You may also guess how James Lileks feels about it too, but with him you can never guess far enough. He interrupts his rant to make this observation:
All the brave people waiting for things to get really bad so they can put on their V for Vendetta masks and upload YouTube videos of themselves writing graffiti on stop signs will roll their eyes and shrug their shoulders at this, because A) it’s just more wingnut hyperventilation, B) the people who get exercised have a deeper agenda, which probably involves deportation and gas chambers, and C) it’s just pigs, man...Dig hard into your memory banks, lefty friends, and see how many people you can recall meeting who remotely match this description. They may safely be said to barely exist. I'm sure Lileks knows this, but he isn't really talking about these near-imaginary people.
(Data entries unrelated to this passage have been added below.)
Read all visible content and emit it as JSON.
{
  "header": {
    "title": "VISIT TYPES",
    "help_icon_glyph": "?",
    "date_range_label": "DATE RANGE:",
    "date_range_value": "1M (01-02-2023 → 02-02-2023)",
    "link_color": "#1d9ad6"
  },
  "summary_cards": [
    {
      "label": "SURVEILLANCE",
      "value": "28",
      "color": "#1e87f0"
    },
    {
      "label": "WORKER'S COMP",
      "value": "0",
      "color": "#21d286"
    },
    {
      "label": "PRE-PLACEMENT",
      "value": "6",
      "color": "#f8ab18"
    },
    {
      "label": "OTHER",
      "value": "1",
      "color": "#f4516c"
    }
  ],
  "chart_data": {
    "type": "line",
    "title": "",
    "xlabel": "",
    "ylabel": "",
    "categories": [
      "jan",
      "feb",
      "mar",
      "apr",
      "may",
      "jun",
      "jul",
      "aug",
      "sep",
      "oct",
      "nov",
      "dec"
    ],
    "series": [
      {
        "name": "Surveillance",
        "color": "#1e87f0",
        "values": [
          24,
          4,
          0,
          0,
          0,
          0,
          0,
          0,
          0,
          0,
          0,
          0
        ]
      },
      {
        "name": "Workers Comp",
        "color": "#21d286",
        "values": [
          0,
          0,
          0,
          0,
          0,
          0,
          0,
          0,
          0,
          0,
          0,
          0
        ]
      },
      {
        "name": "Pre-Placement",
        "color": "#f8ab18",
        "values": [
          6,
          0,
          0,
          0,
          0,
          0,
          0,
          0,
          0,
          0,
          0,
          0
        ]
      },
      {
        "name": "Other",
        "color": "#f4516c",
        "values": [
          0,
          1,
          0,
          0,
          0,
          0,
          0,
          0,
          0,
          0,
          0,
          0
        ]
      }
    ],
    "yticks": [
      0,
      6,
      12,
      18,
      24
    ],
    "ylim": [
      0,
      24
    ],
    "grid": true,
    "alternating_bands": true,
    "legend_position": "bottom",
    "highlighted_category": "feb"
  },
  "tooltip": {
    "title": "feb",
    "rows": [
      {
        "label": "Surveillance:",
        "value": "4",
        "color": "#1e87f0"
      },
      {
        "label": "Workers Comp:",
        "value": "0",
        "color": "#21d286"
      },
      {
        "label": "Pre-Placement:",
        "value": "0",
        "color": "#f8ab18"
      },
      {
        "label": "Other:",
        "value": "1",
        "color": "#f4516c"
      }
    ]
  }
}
He's talking about you and me. Because we didn't wake up the morning and say, "I must protect America from this dhimmitude." You and I are not being criticized for our imagined support of the idiots on the children's book award committee, but for not caring so much about foreign idiocy as about the local variety. Which makes us graffitists who use beatnik slang.
We might call this the McArdle Maneuver, or attach it to a law of wingnut nature: any argument against any outrage will inevitably expand to encompass their ancient grudges, regardless of relevance.
Someone should clue Lileks et alia that the repetitive use of non sequiturs doesn't make them Cato, it makes them incoherent.